Like most people I started out in RE. I was buying SFH's and renting them out. It was a great business. I bought most of the homes in 2010 and 2011 in nice areas in AZ and FL. They rented fast and were a nice sideline to my day job. Then the problems started!

After about 40 units I found it very tough to run it as a sideline (even with managers in place). Weekends disappeared under a pile of paperwork. It became a drag. Then, as values improved my initial 10% - 12% cap rates fell to 9% then 8%....rents were not keeping up with capital values.

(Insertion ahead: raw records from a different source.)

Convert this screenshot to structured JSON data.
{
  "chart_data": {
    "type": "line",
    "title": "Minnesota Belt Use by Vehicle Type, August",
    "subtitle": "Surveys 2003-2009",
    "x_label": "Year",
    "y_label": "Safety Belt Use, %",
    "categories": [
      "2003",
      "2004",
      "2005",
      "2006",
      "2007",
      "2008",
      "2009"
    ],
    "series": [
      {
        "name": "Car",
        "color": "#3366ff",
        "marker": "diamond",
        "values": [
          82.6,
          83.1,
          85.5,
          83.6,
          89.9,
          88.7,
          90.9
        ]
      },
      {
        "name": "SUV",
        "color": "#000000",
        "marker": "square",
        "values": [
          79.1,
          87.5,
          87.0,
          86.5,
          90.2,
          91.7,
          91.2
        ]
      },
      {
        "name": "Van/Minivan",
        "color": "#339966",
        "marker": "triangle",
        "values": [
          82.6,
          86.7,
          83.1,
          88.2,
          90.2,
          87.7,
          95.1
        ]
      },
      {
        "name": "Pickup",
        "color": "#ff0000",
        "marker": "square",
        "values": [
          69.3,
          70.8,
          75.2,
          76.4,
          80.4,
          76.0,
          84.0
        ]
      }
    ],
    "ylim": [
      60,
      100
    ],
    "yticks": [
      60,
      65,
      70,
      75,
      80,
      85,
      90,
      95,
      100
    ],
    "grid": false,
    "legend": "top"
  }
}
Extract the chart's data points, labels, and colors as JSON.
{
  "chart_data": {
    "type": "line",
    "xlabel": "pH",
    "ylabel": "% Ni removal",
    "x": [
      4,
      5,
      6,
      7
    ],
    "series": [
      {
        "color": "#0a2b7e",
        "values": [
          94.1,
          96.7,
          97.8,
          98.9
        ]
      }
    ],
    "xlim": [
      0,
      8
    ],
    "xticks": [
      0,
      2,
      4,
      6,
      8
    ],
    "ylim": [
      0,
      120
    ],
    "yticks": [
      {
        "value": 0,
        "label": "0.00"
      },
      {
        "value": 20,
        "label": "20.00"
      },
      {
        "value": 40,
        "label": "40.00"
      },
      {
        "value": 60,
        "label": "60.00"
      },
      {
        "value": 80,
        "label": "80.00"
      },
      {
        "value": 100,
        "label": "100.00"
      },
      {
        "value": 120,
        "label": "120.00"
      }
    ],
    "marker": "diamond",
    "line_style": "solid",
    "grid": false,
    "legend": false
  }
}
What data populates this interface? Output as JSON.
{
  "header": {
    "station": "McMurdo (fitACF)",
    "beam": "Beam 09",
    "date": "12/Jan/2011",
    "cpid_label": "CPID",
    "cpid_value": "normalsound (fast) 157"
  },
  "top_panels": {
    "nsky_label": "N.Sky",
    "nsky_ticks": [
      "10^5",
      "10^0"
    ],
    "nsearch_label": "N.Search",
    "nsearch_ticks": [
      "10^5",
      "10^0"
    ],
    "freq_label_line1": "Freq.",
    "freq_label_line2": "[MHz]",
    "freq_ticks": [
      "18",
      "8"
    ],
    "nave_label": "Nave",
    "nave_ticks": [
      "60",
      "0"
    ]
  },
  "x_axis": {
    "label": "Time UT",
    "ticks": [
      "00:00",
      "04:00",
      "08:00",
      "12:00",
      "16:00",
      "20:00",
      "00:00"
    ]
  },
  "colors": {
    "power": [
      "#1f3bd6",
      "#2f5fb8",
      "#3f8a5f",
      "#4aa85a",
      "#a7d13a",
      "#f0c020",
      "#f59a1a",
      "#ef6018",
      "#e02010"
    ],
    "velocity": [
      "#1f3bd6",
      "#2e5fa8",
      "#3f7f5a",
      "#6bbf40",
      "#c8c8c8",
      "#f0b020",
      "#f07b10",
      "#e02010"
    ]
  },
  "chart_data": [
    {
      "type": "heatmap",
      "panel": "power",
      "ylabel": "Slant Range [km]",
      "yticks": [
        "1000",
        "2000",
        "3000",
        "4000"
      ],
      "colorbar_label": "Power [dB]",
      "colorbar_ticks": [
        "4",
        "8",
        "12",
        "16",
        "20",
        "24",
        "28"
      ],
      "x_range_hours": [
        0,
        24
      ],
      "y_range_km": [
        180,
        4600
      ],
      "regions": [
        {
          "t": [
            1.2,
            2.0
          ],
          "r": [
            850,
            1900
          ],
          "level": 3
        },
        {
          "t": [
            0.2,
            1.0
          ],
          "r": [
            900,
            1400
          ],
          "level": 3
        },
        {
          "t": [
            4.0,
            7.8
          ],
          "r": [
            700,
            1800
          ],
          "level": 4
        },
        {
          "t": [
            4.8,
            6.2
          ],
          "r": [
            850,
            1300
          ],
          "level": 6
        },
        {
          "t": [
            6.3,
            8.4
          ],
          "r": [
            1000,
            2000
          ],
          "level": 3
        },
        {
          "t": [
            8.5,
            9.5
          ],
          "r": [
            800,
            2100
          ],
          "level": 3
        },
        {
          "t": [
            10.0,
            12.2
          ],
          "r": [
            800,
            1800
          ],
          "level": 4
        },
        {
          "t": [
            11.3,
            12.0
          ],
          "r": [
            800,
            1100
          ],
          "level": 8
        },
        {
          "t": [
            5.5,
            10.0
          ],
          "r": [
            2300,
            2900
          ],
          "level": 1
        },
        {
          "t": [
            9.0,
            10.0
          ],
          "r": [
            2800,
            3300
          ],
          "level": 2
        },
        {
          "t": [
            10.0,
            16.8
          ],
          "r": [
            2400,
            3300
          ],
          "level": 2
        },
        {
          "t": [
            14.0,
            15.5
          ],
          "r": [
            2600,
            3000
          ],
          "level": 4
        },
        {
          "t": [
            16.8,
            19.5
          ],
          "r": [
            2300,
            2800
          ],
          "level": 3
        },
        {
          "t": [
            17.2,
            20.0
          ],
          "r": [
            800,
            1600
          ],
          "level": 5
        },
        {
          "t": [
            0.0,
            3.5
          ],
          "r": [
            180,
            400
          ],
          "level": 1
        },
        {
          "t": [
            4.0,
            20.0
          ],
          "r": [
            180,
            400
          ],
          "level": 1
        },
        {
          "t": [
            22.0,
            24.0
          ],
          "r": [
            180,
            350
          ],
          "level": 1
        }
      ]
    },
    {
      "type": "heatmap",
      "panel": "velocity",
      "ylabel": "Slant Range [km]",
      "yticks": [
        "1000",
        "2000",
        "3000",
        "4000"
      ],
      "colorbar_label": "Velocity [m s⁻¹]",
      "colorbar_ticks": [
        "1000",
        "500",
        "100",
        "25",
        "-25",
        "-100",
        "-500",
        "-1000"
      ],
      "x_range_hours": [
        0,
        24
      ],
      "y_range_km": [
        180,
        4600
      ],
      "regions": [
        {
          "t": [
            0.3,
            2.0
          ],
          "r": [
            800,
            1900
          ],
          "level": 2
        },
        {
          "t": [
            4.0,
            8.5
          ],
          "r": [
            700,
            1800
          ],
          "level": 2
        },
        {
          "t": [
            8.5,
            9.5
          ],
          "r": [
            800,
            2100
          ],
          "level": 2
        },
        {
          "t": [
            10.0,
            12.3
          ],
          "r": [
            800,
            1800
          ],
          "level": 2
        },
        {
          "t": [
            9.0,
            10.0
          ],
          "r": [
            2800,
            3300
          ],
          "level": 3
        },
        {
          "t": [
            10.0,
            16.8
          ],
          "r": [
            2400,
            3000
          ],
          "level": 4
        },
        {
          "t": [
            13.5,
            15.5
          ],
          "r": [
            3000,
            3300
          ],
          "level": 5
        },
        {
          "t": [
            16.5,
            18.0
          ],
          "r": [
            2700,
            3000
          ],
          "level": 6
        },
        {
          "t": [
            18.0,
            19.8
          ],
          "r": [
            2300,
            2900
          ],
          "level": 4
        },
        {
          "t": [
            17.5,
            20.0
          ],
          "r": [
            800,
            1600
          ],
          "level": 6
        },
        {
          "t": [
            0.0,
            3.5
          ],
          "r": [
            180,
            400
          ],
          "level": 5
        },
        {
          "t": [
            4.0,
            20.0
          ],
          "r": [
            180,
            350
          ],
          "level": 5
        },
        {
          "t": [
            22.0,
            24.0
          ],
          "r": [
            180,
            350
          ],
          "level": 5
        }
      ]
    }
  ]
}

So I started buying in PA...lured by low prices and high S8 rents. Well, 10 of those babies will truly break your heart! High cap rates, even higher stress rates!! There was always something going wrong. Usually there were many things going wrong.

About 3 years ago, we started buying notes. The downside: there is a ton to learn...its 5x more complicated than flipping or buy and hold (especially if you opt for second liens and non-performing loans). The learning curve is steep and took about a year of hard work as I sold off the SFH and other RE investments.

The upside: it is much more scalable and produces much higher returns if you work them hard.

I'm delighted that Im down to just a few RE holdings now and we have purchased 10x the number of notes in half the time it took to buy the SFH's. Notes are the future for me. It's not entirely passive - but I think its the best option. Long term cashflow backed by a hard asset at very low LTV with almost no borrower contact. What's not to like?